Der Iran und Saudiarabien gießen im Jemen und in Syrien Öl ins Feuer

Teheran und Riad führen in der Region blutige Stellvertreterkriege. Es ist hoch an der Zeit, dass die Rivalen ihren Konflikt am Verhandlungstisch lösen.

Sie fühlten sich viele Jahre lang marginalisiert, doch jetzt sind sie auf dem Vormarsch. Erst haben die schiitischen Huti-Rebellen die Macht in Jemens Hauptstadt, Sanaa, übernommen. Und nun sind sie bis in die Hafenstadt Aden vorgerückt, den letzten Fluchtort des international anerkannten Präsidenten Abed Rabbo Mansour Hadi. Alles deutet darauf hin, dass das Land an der Südspitze der arabischen Halbinsel endgültig ins Chaos abgleitet. Es droht ein weiterer Bürgerkrieg in der Region, die schon vom jahrelangen Massenmord in Syrien, der Gewalt im Irak, dem Terror des sogenannten Islamischen Staates (IS) und dem blutigen Machtkampf in Libyen gepeinigt wird.

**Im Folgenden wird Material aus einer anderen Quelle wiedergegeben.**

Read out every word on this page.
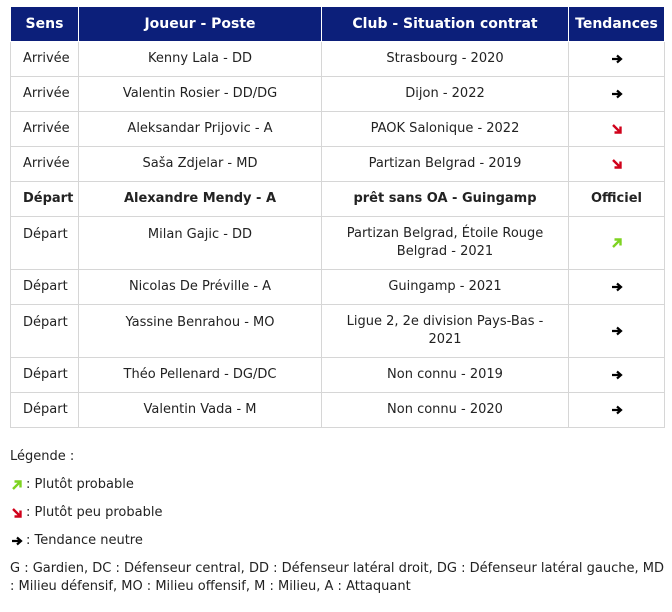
Sens	Joueur - Poste	Club - Situation contrat	Tendances
Arrivée	Kenny Lala - DD	Strasbourg - 2020	
Arrivée	Valentin Rosier - DD/DG	Dijon - 2022	
Arrivée	Aleksandar Prijovic - A	PAOK Salonique - 2022	
Arrivée	Saša Zdjelar - MD	Partizan Belgrad - 2019	
Départ	Alexandre Mendy - A	prêt sans OA - Guingamp	Officiel
Départ	Milan Gajic - DD	Partizan Belgrad, Étoile Rouge Belgrad - 2021	
Départ	Nicolas De Préville - A	Guingamp - 2021	
Départ	Yassine Benrahou - MO	Ligue 2, 2e division Pays-Bas - 2021	
Départ	Théo Pellenard - DG/DC	Non connu - 2019	
Départ	Valentin Vada - M	Non connu - 2020	

Légende :

: Plutôt probable

: Plutôt peu probable

: Tendance neutre

G : Gardien, DC : Défenseur central, DD : Défenseur latéral droit, DG : Défenseur latéral gauche, MD : Milieu défensif, MO : Milieu offensif, M : Milieu, A : Attaquant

Die meisten Probleme des Jemen sind– so wie auch in den anderen Hotspots der Region – hausgemacht. Das Land ist in einem komplizierten Netz aus Rivalitäten zwischen selbstbewussten Stämmen und politischen Intrigen gefangen. Doch zugleich ist der Jemen ein Schlachtfeld für externe Player.

Nach der al-Qaida versucht nun auch der IS, das Sicherheitsvakuum im Land für seine Aktivitäten zu nutzen. Seit vielen Jahren missbrauchen Jihadisten den Jemen als Basis, von der aus sie bis Somalia auf der anderen Seite des Golfs von Aden hineinwirken konnten. Die USA antworteten auf die Umtriebe der al-Qaida mit Drohneneinsätzen, denen auch zahlreiche unbeteiligte Zivilisten zum Opfer fielen.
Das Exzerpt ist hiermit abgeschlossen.